EDITORIAL: Will Bennet, Hick help reopen our government?
Now that the nation’s largest labor union for federal employees — a bastion of Democratic Party support — is calling on U.S. Senate Democrats to end the federal government shutdown, will the lawmakers listen?
And will Colorado’s own Democratic U.S. Sens. Michael Bennet and John Hickenlooper heed the union’s appeal to their party this week to reopen government so Uncle Sam can get back to work?
We urge our senators to do so.
Only five Senate Democrats are needed to cross over and vote with majority Republicans — it takes a total of 60 votes — to end a Democratic filibuster that is keeping the federal government closed. Colorado’s two senators could make a big difference.
Many essential federal functions have been on hold too long already, with wide-ranging services idled or limited — and federal employees going unpaid. From running national parks to processing small-business loans, operations are largely stalled. Environmental inspections by federal regulators are being delayed. Benefits verification and card issuance for Social Security and Medicare have been halted. Proceedings in immigration courts are suspended. At airports, air traffic controllers and Transportation Security Administration agents, though still at work, aren’t getting paid, and some aren’t reporting for duty — so air travel is strained.
The list goes on.
One urgent concern is Saturday’s looming deadline for stopping federal SNAP payments providing food assistance to low-income households.

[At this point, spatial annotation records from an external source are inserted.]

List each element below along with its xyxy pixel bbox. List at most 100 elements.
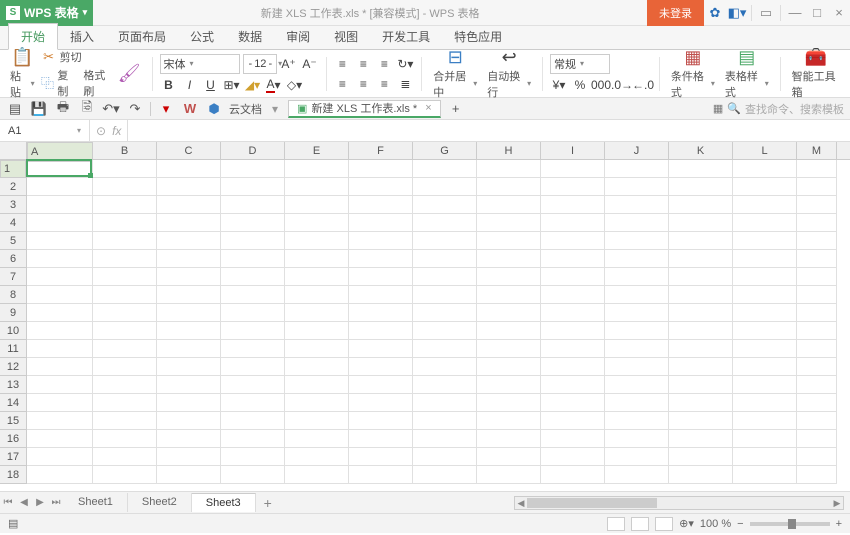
cell[interactable] xyxy=(285,448,349,466)
cell[interactable] xyxy=(157,268,221,286)
cloud-label[interactable]: 云文档 xyxy=(229,101,262,117)
format-painter-label[interactable]: 格式刷 xyxy=(83,67,111,99)
cell[interactable] xyxy=(93,466,157,484)
cell[interactable] xyxy=(477,448,541,466)
dec-decimal-button[interactable]: ←.0 xyxy=(634,76,652,94)
cell[interactable] xyxy=(797,340,837,358)
cell[interactable] xyxy=(27,304,93,322)
cell[interactable] xyxy=(541,250,605,268)
cell[interactable] xyxy=(349,196,413,214)
comma-button[interactable]: 000 xyxy=(592,76,610,94)
cell[interactable] xyxy=(669,394,733,412)
cell[interactable] xyxy=(413,394,477,412)
cell[interactable] xyxy=(93,178,157,196)
horizontal-scrollbar[interactable]: ◀ ▶ xyxy=(514,496,844,510)
cell[interactable] xyxy=(477,358,541,376)
cell[interactable] xyxy=(477,178,541,196)
align-bottom-button[interactable]: ≡ xyxy=(375,55,393,73)
cell[interactable] xyxy=(669,196,733,214)
cell[interactable] xyxy=(349,358,413,376)
undo-icon[interactable]: ↶▾ xyxy=(102,101,120,117)
cell[interactable] xyxy=(733,448,797,466)
cell[interactable] xyxy=(221,466,285,484)
cell[interactable] xyxy=(541,394,605,412)
cells-area[interactable] xyxy=(27,160,850,491)
cell[interactable] xyxy=(349,430,413,448)
cell[interactable] xyxy=(157,304,221,322)
cell[interactable] xyxy=(93,394,157,412)
cell[interactable] xyxy=(797,196,837,214)
cell[interactable] xyxy=(669,412,733,430)
cell[interactable] xyxy=(477,160,541,178)
cell[interactable] xyxy=(733,214,797,232)
border-button[interactable]: ⊞▾ xyxy=(223,76,241,94)
cell[interactable] xyxy=(733,250,797,268)
row-header[interactable]: 8 xyxy=(0,286,26,304)
cell[interactable] xyxy=(669,178,733,196)
cell[interactable] xyxy=(157,358,221,376)
cell[interactable] xyxy=(93,412,157,430)
cell[interactable] xyxy=(733,358,797,376)
cell[interactable] xyxy=(157,466,221,484)
cell[interactable] xyxy=(157,394,221,412)
font-name-select[interactable]: 宋体▾ xyxy=(160,54,240,74)
cell[interactable] xyxy=(93,358,157,376)
cell[interactable] xyxy=(413,430,477,448)
percent-button[interactable]: % xyxy=(571,76,589,94)
cell[interactable] xyxy=(93,430,157,448)
cell[interactable] xyxy=(541,214,605,232)
cell[interactable] xyxy=(27,322,93,340)
tab-formulas[interactable]: 公式 xyxy=(178,24,226,49)
sheet-nav-last[interactable]: ⏭ xyxy=(48,497,64,508)
cell[interactable] xyxy=(157,376,221,394)
col-header[interactable]: K xyxy=(669,142,733,159)
cell[interactable] xyxy=(413,160,477,178)
cell[interactable] xyxy=(413,268,477,286)
cell[interactable] xyxy=(541,322,605,340)
fill-color-button[interactable]: ◢▾ xyxy=(244,76,262,94)
scroll-left-icon[interactable]: ◀ xyxy=(515,497,527,509)
cell[interactable] xyxy=(797,322,837,340)
cell[interactable] xyxy=(93,232,157,250)
window-layout-icon[interactable]: ▭ xyxy=(755,0,777,26)
increase-font-button[interactable]: A⁺ xyxy=(280,55,298,73)
sheet-nav-prev[interactable]: ◀ xyxy=(16,497,32,508)
sheet-tab[interactable]: Sheet1 xyxy=(64,493,128,512)
row-header[interactable]: 16 xyxy=(0,430,26,448)
cell[interactable] xyxy=(541,412,605,430)
cell[interactable] xyxy=(477,196,541,214)
cell[interactable] xyxy=(605,412,669,430)
cell[interactable] xyxy=(221,268,285,286)
cell[interactable] xyxy=(605,196,669,214)
cell[interactable] xyxy=(27,250,93,268)
cell[interactable] xyxy=(477,304,541,322)
minimize-button[interactable]: — xyxy=(784,0,806,26)
fx-reference-icon[interactable]: ⊙ xyxy=(96,124,106,138)
cell[interactable] xyxy=(605,448,669,466)
col-header[interactable]: B xyxy=(93,142,157,159)
sheet-tab[interactable]: Sheet2 xyxy=(128,493,192,512)
scroll-right-icon[interactable]: ▶ xyxy=(831,497,843,509)
col-header[interactable]: H xyxy=(477,142,541,159)
cell[interactable] xyxy=(157,430,221,448)
row-header[interactable]: 17 xyxy=(0,448,26,466)
cell[interactable] xyxy=(541,178,605,196)
cell[interactable] xyxy=(797,178,837,196)
cell[interactable] xyxy=(285,376,349,394)
cell[interactable] xyxy=(541,304,605,322)
search-placeholder[interactable]: 查找命令、搜索模板 xyxy=(745,101,844,117)
tab-home[interactable]: 开始 xyxy=(8,23,58,50)
cell[interactable] xyxy=(669,160,733,178)
bold-button[interactable]: B xyxy=(160,76,178,94)
cell[interactable] xyxy=(221,340,285,358)
cell[interactable] xyxy=(477,232,541,250)
cell[interactable] xyxy=(157,232,221,250)
cell[interactable] xyxy=(733,160,797,178)
underline-button[interactable]: U xyxy=(202,76,220,94)
align-center-button[interactable]: ≡ xyxy=(354,75,372,93)
cell[interactable] xyxy=(285,178,349,196)
save-icon[interactable]: 💾 xyxy=(30,101,48,117)
cell[interactable] xyxy=(605,250,669,268)
tab-developer[interactable]: 开发工具 xyxy=(370,24,442,49)
cell[interactable] xyxy=(349,250,413,268)
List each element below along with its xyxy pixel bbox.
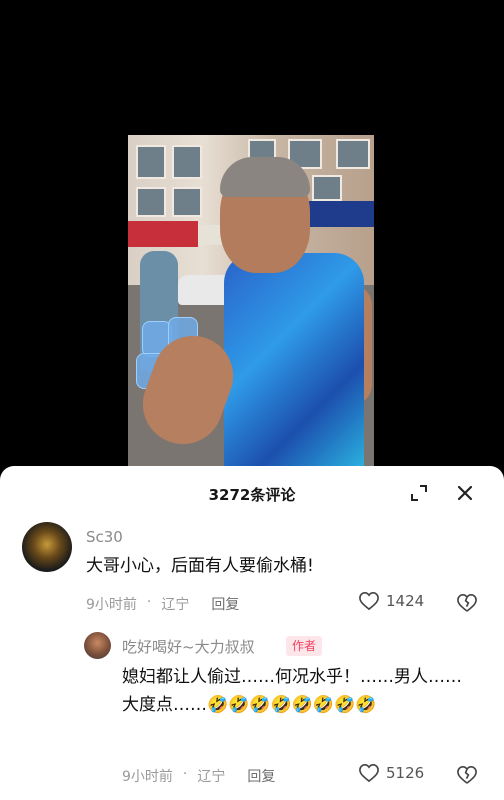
like-count: 5126 xyxy=(386,764,425,782)
avatar[interactable] xyxy=(84,632,111,659)
shop-sign xyxy=(303,201,374,227)
comment-meta: 9小时前 · 辽宁 回复 xyxy=(86,594,239,614)
comments-panel: 3272条评论 Sc30 大哥小心，后面有人要偷水桶! 9小时前 · 辽宁 回复… xyxy=(0,466,504,800)
like-button[interactable]: 1424 xyxy=(358,591,424,611)
comment-dot: · xyxy=(146,594,152,610)
comment-username[interactable]: Sc30 xyxy=(86,528,123,546)
reply-meta: 9小时前 · 辽宁 回复 xyxy=(122,766,275,786)
like-count: 1424 xyxy=(386,592,425,610)
reply-text: 媳妇都让人偷过……何况水乎！……男人……大度点……🤣🤣🤣🤣🤣🤣🤣🤣 xyxy=(122,667,462,715)
reply-time: 9小时前 xyxy=(122,769,173,785)
close-icon[interactable] xyxy=(452,480,478,506)
like-button[interactable]: 5126 xyxy=(358,763,424,783)
man-hair xyxy=(220,157,310,197)
reply-dot: · xyxy=(182,766,188,782)
shop-sign xyxy=(128,221,198,247)
reply-location: 辽宁 xyxy=(197,769,226,785)
broken-heart-icon xyxy=(457,765,477,784)
avatar[interactable] xyxy=(22,522,72,572)
expand-icon[interactable] xyxy=(406,480,432,506)
dislike-button[interactable] xyxy=(456,765,478,789)
broken-heart-icon xyxy=(457,593,477,612)
video-player[interactable] xyxy=(0,0,504,470)
heart-icon xyxy=(359,591,379,611)
video-frame xyxy=(128,135,374,470)
reply-button[interactable]: 回复 xyxy=(247,766,275,786)
dislike-button[interactable] xyxy=(456,593,478,617)
reply-button[interactable]: 回复 xyxy=(211,594,239,614)
reply-username[interactable]: 吃好喝好~大力叔叔 xyxy=(122,636,255,657)
heart-icon xyxy=(359,763,379,783)
author-badge: 作者 xyxy=(286,636,323,656)
comment-text: 大哥小心，后面有人要偷水桶! xyxy=(86,556,314,576)
comment-location: 辽宁 xyxy=(161,597,190,613)
comment-time: 9小时前 xyxy=(86,597,137,613)
man-tank-top xyxy=(224,253,364,470)
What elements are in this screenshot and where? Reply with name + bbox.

On Monday, American Federation of Government Employees President Everett Kelley issued a statement calling on senators to pass a short-term spending measure to resume federal operations immediately. That means Senate Democrats would have to back off their game of chicken with ruling congressional Republicans as well as the Trump administration over longer-term spending issues.
“Both political parties have made their point, and still there is no clear end in sight,” the union chief wrote, as first reported by NBC News. “It’s time to pass a clean continuing resolution and end this shutdown today. No half measures, and no gamesmanship.”
AFGE’s 820,000 members are hard pressed to cover even their basic living expenses.
“…When the folks who serve this country are standing in line for food banks after missing a second paycheck because of this shutdown, they aren’t looking for partisan spin,” Kelley said. “They’re looking for the wages they earned. The fact that they’re being cheated out of it is a national disgrace.”
And yet, on Tuesday, Bennet, Hickenlooper and almost all their fellow Senate Democrats voted once again against reopening, for the 13th time since the federal shutdown began Oct. 1.
Their partisan supporters in elected office around the country are employing assorted diversionary tactics to take the heat off Senate Democrats for keeping the government closed. This week, for example, Colorado’s Democratic attorney general joined a lawsuit by fellow Democratic AGs in other states against the Trump administration, in a purported attempt to make it keep sending SNAP payments once funding runs out at week’s end.
Such political theatrics may score points for the next election — or may backfire — but in any event won’t reopen the government. That requires five Democratic senators to set aside the partisan grudge match long enough to cross the aisle and vote with the GOP majority.
Bennet and Hickenlooper could lead the way. They would be doing a great service to Colorado’s 55,000-plus federal employees as well as the countless Coloradans and other Americans who do business with the federal government every day — and are standing outside the front door, waiting for it to open.